City Council President Max Tracy (P-Ward 2) disagreed and ruled the resolution in order, earning him a chiding from both Shannon and Councilor Chip Mason (D-Ward 5), who called Tracy’s ruling unprecedented.
Shannon appealed the decision on the floor, saying that councilors can’t reintroduce a resolution when they don’t like the outcome of a vote.
“That is not good governance,” she said. “The processes of this council are extremely important, regardless of where you fall on an issue.”
Progressive councilors countered that the body has revisited issues in the past, namely when councilors voted three times on the police department staffing cap. Councilor Jack Hanson (P-East District) said councilors are asking to revisit the Sears Lane issue because there’s an “evolving crisis” at the camp.
“There has to be that ability to respond to a dynamic situation, even if you're taking up a similar policy,” he said.
As soon as the vote total was read, one member of the audience began shouting at the councilors.
“Shame on you!” Lee Morrigan yelled. “These are fucking people!”
Tracy repeatedly asked Morrigan to let councilors continue their meeting, but Morrigan spoke over him.
“I want you guys to look into their eyes and tell them you don’t care,” Morrigan continued, referring to several Sears Lane campers in the audience. Morrigan left the meeting once a security guard entered the council chamber.
The meeting attracted a sizable number of activists who have been providing food and other services to Sears Lane residents. Many who spoke during the meeting’s public forum warned officials that the city would be endangering unhoused people by not providing other options as temperatures continue to drop.
Some campers addressed councilors directly during the public comment period. Alexys Grundy, one of the plaintiffs in an ongoing lawsuit against the city, called the city’s eviction heartless and pleaded with the city to allow her to stay at Sears Lane, where she’s lived for the past year and a half.
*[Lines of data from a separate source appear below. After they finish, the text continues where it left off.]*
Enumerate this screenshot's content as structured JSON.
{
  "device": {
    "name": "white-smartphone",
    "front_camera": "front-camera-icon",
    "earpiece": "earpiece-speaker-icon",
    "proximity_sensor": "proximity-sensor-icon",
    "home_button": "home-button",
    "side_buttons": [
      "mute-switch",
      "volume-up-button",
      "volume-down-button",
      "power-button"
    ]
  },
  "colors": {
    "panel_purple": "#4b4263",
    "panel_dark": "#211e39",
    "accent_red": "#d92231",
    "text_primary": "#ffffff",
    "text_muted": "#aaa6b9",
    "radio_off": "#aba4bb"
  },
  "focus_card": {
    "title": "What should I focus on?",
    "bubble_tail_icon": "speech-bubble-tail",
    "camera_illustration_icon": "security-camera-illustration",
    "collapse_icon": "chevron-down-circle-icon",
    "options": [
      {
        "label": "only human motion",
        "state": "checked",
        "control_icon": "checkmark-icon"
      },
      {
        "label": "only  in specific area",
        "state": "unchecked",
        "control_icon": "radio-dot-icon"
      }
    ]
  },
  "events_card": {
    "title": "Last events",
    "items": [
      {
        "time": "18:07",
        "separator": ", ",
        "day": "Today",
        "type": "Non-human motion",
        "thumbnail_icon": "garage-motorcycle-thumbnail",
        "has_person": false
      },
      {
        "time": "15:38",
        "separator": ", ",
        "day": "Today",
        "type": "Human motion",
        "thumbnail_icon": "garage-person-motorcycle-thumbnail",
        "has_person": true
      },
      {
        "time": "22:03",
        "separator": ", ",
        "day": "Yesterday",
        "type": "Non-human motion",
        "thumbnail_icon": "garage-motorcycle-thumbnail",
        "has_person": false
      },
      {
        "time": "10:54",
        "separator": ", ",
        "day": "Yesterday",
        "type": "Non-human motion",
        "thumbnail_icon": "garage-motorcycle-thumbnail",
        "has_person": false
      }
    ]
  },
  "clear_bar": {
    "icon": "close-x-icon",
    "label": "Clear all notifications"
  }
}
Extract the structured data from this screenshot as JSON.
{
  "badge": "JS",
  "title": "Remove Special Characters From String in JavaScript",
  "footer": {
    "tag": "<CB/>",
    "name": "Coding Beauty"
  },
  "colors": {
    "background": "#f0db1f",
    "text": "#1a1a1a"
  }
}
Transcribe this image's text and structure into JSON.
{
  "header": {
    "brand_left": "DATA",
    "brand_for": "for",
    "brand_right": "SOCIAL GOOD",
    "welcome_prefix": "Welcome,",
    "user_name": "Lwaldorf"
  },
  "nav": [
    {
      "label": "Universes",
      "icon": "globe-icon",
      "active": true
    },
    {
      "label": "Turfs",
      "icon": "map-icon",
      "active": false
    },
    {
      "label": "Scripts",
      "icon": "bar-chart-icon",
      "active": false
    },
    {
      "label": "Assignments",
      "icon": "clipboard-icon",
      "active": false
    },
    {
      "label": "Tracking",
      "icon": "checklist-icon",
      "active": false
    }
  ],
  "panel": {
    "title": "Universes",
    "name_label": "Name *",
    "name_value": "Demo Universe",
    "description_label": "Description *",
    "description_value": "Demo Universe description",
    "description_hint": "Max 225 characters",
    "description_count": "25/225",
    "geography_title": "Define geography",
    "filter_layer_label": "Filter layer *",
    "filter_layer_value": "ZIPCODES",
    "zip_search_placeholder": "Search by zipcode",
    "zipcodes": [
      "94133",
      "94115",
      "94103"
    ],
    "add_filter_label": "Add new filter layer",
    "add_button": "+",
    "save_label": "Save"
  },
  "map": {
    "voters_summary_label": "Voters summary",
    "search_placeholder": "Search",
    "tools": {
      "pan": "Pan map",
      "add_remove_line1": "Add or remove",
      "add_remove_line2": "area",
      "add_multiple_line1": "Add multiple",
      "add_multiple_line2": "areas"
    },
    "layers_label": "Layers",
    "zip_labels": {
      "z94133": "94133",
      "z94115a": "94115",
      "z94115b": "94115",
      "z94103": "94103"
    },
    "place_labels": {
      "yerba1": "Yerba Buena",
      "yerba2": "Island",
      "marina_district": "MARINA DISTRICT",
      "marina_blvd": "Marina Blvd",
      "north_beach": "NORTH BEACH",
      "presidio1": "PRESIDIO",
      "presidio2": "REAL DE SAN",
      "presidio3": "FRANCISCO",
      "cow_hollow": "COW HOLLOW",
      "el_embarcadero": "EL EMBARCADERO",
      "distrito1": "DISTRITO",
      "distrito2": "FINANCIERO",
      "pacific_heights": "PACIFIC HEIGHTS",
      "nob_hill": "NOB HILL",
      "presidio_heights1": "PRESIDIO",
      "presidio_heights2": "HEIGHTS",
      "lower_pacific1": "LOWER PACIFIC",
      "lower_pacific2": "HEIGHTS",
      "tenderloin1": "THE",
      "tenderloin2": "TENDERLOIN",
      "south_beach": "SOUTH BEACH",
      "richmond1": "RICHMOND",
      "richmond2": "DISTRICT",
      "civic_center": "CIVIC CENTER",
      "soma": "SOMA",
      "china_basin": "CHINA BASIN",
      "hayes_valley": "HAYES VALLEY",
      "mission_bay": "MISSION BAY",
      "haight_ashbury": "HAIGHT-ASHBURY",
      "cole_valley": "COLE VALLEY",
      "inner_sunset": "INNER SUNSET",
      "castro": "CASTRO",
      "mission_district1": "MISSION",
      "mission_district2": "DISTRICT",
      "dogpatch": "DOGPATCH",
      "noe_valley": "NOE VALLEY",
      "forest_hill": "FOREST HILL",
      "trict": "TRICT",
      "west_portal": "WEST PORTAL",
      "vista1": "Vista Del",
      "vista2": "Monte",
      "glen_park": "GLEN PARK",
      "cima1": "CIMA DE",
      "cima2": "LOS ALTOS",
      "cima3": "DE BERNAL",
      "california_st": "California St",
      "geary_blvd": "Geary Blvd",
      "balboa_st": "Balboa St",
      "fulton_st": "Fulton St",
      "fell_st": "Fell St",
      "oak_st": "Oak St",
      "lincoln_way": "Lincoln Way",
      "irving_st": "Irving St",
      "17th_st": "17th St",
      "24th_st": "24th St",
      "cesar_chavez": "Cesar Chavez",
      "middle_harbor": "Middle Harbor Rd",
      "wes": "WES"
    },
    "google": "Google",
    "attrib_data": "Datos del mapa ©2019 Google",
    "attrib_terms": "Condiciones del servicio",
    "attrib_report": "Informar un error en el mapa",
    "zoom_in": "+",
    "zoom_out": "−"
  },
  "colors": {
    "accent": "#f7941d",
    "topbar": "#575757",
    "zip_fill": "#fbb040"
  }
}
“I found somewhere where I fit,” Grundy said, adding that many people there are down on their luck. “It doesn’t make them bad people. It just makes it harder. Please, just think about what you’re doing. Like, honestly, please.”
Also at Monday's meeting, Weinberger asked councilors to approve additional spending for the city’s ongoing police chief search, which has so far only yielded two viable candidates. One is acting Chief Jon Murad; the other hasn't been publicly identified. Weinberger said that if the councilors don't take his recommendations, he'll nominate one of those candidates for the position.
Weinberger wants councilors to offer as much as $160,000 a year — about $30,000 more than the high end of the advertised salary range. He’s also asked them to hire a civilian recruiter and public information officer, and, for $75,000, to hire a professional search firm.
The mayor also wants councilors to agree to preserve the chief’s authority on officer discipline. Late last year, Weinberger vetoed a Progressive-led proposal to create a civilian-led board that would have had final say on disciplinary matters.
Councilor Hanson said that by including that demand, with which Progressive councilors disagree, Weinberger appeared ready to proceed with just the two candidates. Hanson suggested that the administration work with councilors to find consensus before the council's next meeting on December 13.
Some councilors — including Mason, Shannon and Ali Dieng (I-Ward 7) — seemed to support the request to increase the salary offer. Councilor Sarah Carpenter (D-Ward 4) agreed that a search firm could help the city land the best candidate.
Weinberger said he's willing to meet with councilors about the best recruitment strategy.
"The administration will put time and effort in to working with councilors to attempt to do that," he said. "And if that does not succeed, I do feel I'll have no choice but to proceed to an appointment through another way."